As described in Chapter 16, the representation of space in the parietal cortex is not organized into a single map like the retinotopic map in primary visual cortex. Instead it is divided into four areas that analyze the visual world in ways appropriate for individual motor systems and project to areas of premotor cortex that control individual movements (Figure 29–14).

The neural operations behind visually guided movements involve identifying targets, specifying their qualities, and ultimately generating a motor program to accomplish the movement. Neurons in the parietal cortex provide the visual information necessary for independent movements.

The anterior intraparietal cortex has neurons that signal the size, depth, and orientation of objects that can be grasped. Neurons in this area respond to stimuli that could be the targets for a grasping movement, and also respond when the animal makes the movement (Figure 29–15). Similarly, neurons in the medial intraparietal cortex represent the targets for reaching movements and project to the frontal area that generates the premotor signal for these movements.

The ventral intraparietal area has bimodal neurons that respond to both tactile and visual stimuli in the face (Figure 29–16). This area projects to the face area of premotor cortex. Finally, neurons in the lateral intraparietal area describe the targets for saccadic eye movements and project to the frontal eye field.

The visual cortex is interconnected by ventral and dorsal streams of neuronal processing. The ventral stream provides information about the nature of the objects represented; the dorsal stream provides information that the oculomotor and skeletal motor system can use for movement.

A critical function of the dorsal stream is to mediate attention, which is necessary in order to select objects in the visual field for further analysis. Neurons in the parietal lobe of the monkey respond more vigorously to attended objects than to unattended ones, and the activity of neurons in the monkey's parietal lobe mirrors the attention paid to certain objects in the environment.

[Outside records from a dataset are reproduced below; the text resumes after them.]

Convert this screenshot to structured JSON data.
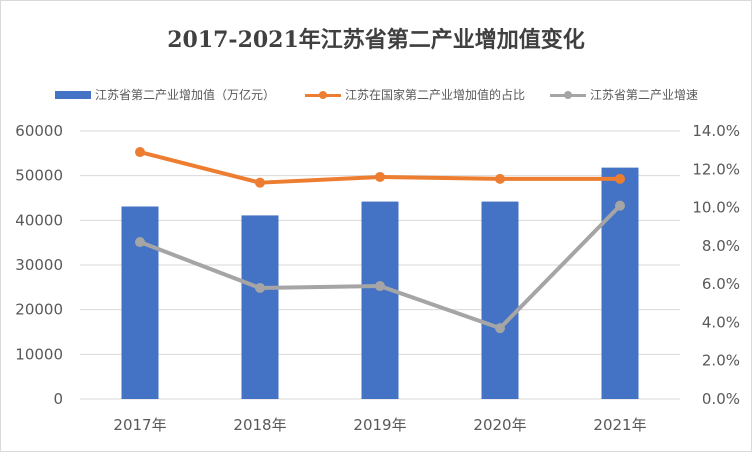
{
  "chart_data": {
    "type": "bar",
    "title": "2017-2021年江苏省第二产业增加值变化",
    "categories": [
      "2017年",
      "2018年",
      "2019年",
      "2020年",
      "2021年"
    ],
    "series": [
      {
        "name": "江苏省第二产业增加值（万亿元）",
        "type": "bar",
        "axis": "left",
        "color": "#4472c4",
        "values": [
          43100,
          41100,
          44200,
          44200,
          51800
        ]
      },
      {
        "name": "江苏在国家第二产业增加值的占比",
        "type": "line",
        "axis": "right",
        "color": "#ed7d31",
        "values": [
          12.9,
          11.3,
          11.6,
          11.5,
          11.5
        ]
      },
      {
        "name": "江苏省第二产业增速",
        "type": "line",
        "axis": "right",
        "color": "#a5a5a5",
        "values": [
          8.2,
          5.8,
          5.9,
          3.7,
          10.1
        ]
      }
    ],
    "y_left": {
      "range": [
        0,
        60000
      ],
      "ticks": [
        "0",
        "10000",
        "20000",
        "30000",
        "40000",
        "50000",
        "60000"
      ]
    },
    "y_right": {
      "range": [
        0,
        14
      ],
      "ticks": [
        "0.0%",
        "2.0%",
        "4.0%",
        "6.0%",
        "8.0%",
        "10.0%",
        "12.0%",
        "14.0%"
      ]
    },
    "grid": true,
    "legend_position": "top"
  }
}
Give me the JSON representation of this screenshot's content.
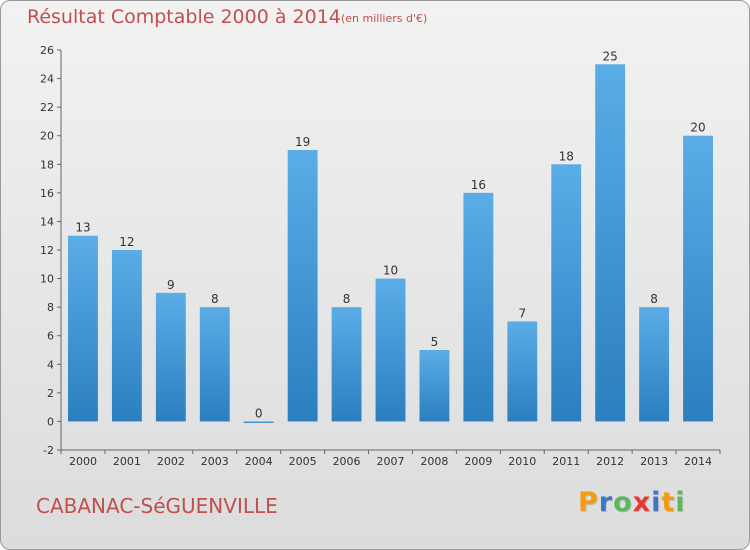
{
  "header": {
    "title": "Résultat Comptable 2000 à 2014",
    "subtitle": "(en milliers d'€)"
  },
  "footer": {
    "commune": "CABANAC-SéGUENVILLE",
    "logo_letters": [
      "P",
      "r",
      "o",
      "x",
      "i",
      "t",
      "i"
    ],
    "logo_colors": [
      "#f39c12",
      "#3a78c3",
      "#5cb85c",
      "#e53935",
      "#3a78c3",
      "#f39c12",
      "#5cb85c"
    ]
  },
  "chart_data": {
    "type": "bar",
    "title": "Résultat Comptable 2000 à 2014",
    "subtitle": "(en milliers d'€)",
    "categories": [
      "2000",
      "2001",
      "2002",
      "2003",
      "2004",
      "2005",
      "2006",
      "2007",
      "2008",
      "2009",
      "2010",
      "2011",
      "2012",
      "2013",
      "2014"
    ],
    "values": [
      13,
      12,
      9,
      8,
      0,
      19,
      8,
      10,
      5,
      16,
      7,
      18,
      25,
      8,
      20
    ],
    "xlabel": "",
    "ylabel": "",
    "ylim": [
      -2,
      26
    ],
    "yticks": [
      -2,
      0,
      2,
      4,
      6,
      8,
      10,
      12,
      14,
      16,
      18,
      20,
      22,
      24,
      26
    ],
    "grid": false,
    "bar_color_top": "#5aade6",
    "bar_color_bottom": "#2a7fc0"
  }
}
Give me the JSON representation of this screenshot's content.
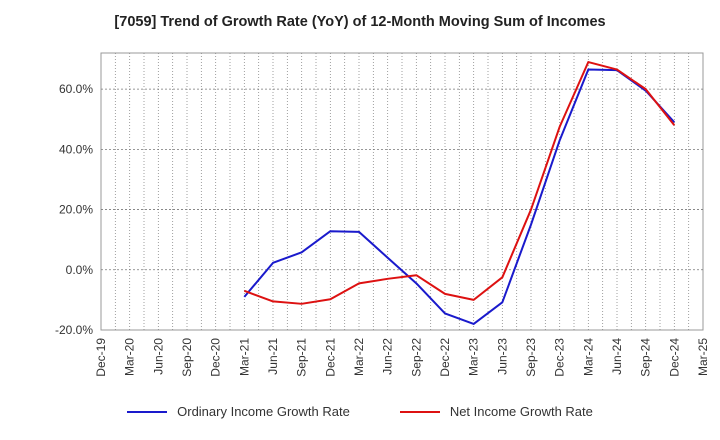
{
  "title": "[7059]  Trend of Growth Rate (YoY) of 12-Month Moving Sum of Incomes",
  "chart_data": {
    "type": "line",
    "title": "[7059]  Trend of Growth Rate (YoY) of 12-Month Moving Sum of Incomes",
    "categories": [
      "Dec-19",
      "Mar-20",
      "Jun-20",
      "Sep-20",
      "Dec-20",
      "Mar-21",
      "Jun-21",
      "Sep-21",
      "Dec-21",
      "Mar-22",
      "Jun-22",
      "Sep-22",
      "Dec-22",
      "Mar-23",
      "Jun-23",
      "Sep-23",
      "Dec-23",
      "Mar-24",
      "Jun-24",
      "Sep-24",
      "Dec-24",
      "Mar-25"
    ],
    "ylim": [
      -20,
      72
    ],
    "yticks": [
      -20,
      0,
      20,
      40,
      60
    ],
    "ytick_labels": [
      "-20.0%",
      "0.0%",
      "20.0%",
      "40.0%",
      "60.0%"
    ],
    "grid": true,
    "legend_position": "bottom",
    "series": [
      {
        "name": "Ordinary Income Growth Rate",
        "color": "#1a1acc",
        "values": [
          null,
          null,
          null,
          null,
          null,
          -9.0,
          2.3,
          5.8,
          12.8,
          12.6,
          4.0,
          -4.5,
          -14.5,
          -18.0,
          -10.8,
          15.0,
          43.0,
          66.5,
          66.3,
          59.5,
          49.0,
          null
        ]
      },
      {
        "name": "Net Income Growth Rate",
        "color": "#dd1111",
        "values": [
          null,
          null,
          null,
          null,
          null,
          -7.0,
          -10.5,
          -11.3,
          -9.8,
          -4.5,
          -3.0,
          -1.8,
          -8.0,
          -10.0,
          -2.5,
          20.0,
          47.5,
          69.0,
          66.5,
          60.0,
          48.0,
          null
        ]
      }
    ]
  }
}
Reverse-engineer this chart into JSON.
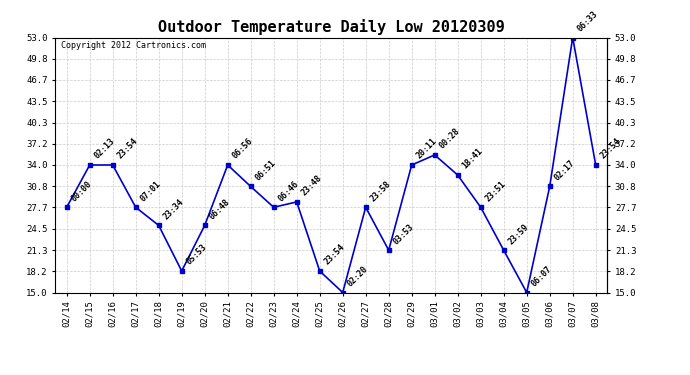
{
  "title": "Outdoor Temperature Daily Low 20120309",
  "copyright": "Copyright 2012 Cartronics.com",
  "x_labels": [
    "02/14",
    "02/15",
    "02/16",
    "02/17",
    "02/18",
    "02/19",
    "02/20",
    "02/21",
    "02/22",
    "02/23",
    "02/24",
    "02/25",
    "02/26",
    "02/27",
    "02/28",
    "02/29",
    "03/01",
    "03/02",
    "03/03",
    "03/04",
    "03/05",
    "03/06",
    "03/07",
    "03/08"
  ],
  "y_values": [
    27.7,
    34.0,
    34.0,
    27.7,
    25.0,
    18.2,
    25.0,
    34.0,
    30.8,
    27.7,
    28.5,
    18.2,
    15.0,
    27.7,
    21.3,
    34.0,
    35.5,
    32.5,
    27.7,
    21.3,
    15.0,
    30.8,
    53.0,
    34.0
  ],
  "time_labels": [
    "00:00",
    "02:13",
    "23:54",
    "07:01",
    "23:34",
    "05:53",
    "06:48",
    "06:56",
    "06:51",
    "06:46",
    "23:48",
    "23:54",
    "02:20",
    "23:58",
    "03:53",
    "20:11",
    "00:28",
    "18:41",
    "23:51",
    "23:59",
    "06:07",
    "02:17",
    "06:33",
    "23:54"
  ],
  "line_color": "#0000cc",
  "marker_color": "#0000cc",
  "background_color": "#ffffff",
  "grid_color": "#cccccc",
  "ylim_min": 15.0,
  "ylim_max": 53.0,
  "yticks": [
    15.0,
    18.2,
    21.3,
    24.5,
    27.7,
    30.8,
    34.0,
    37.2,
    40.3,
    43.5,
    46.7,
    49.8,
    53.0
  ],
  "title_fontsize": 11,
  "annot_fontsize": 6,
  "tick_fontsize": 6.5,
  "copyright_fontsize": 6
}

Because visual information enters the brain through eyes that are constantly moving, the brain requires a mechanism to compensate for eye movements, constructing a stable visual world from successive fixations. Information supplied by the motor system through corollary discharges is used to adjust the receptive fields of visual neurons to compensate for intervening eye movements. The parietal lobe has a number of distinct representations of the visual field, each of which provides information to a specific motor subsystem.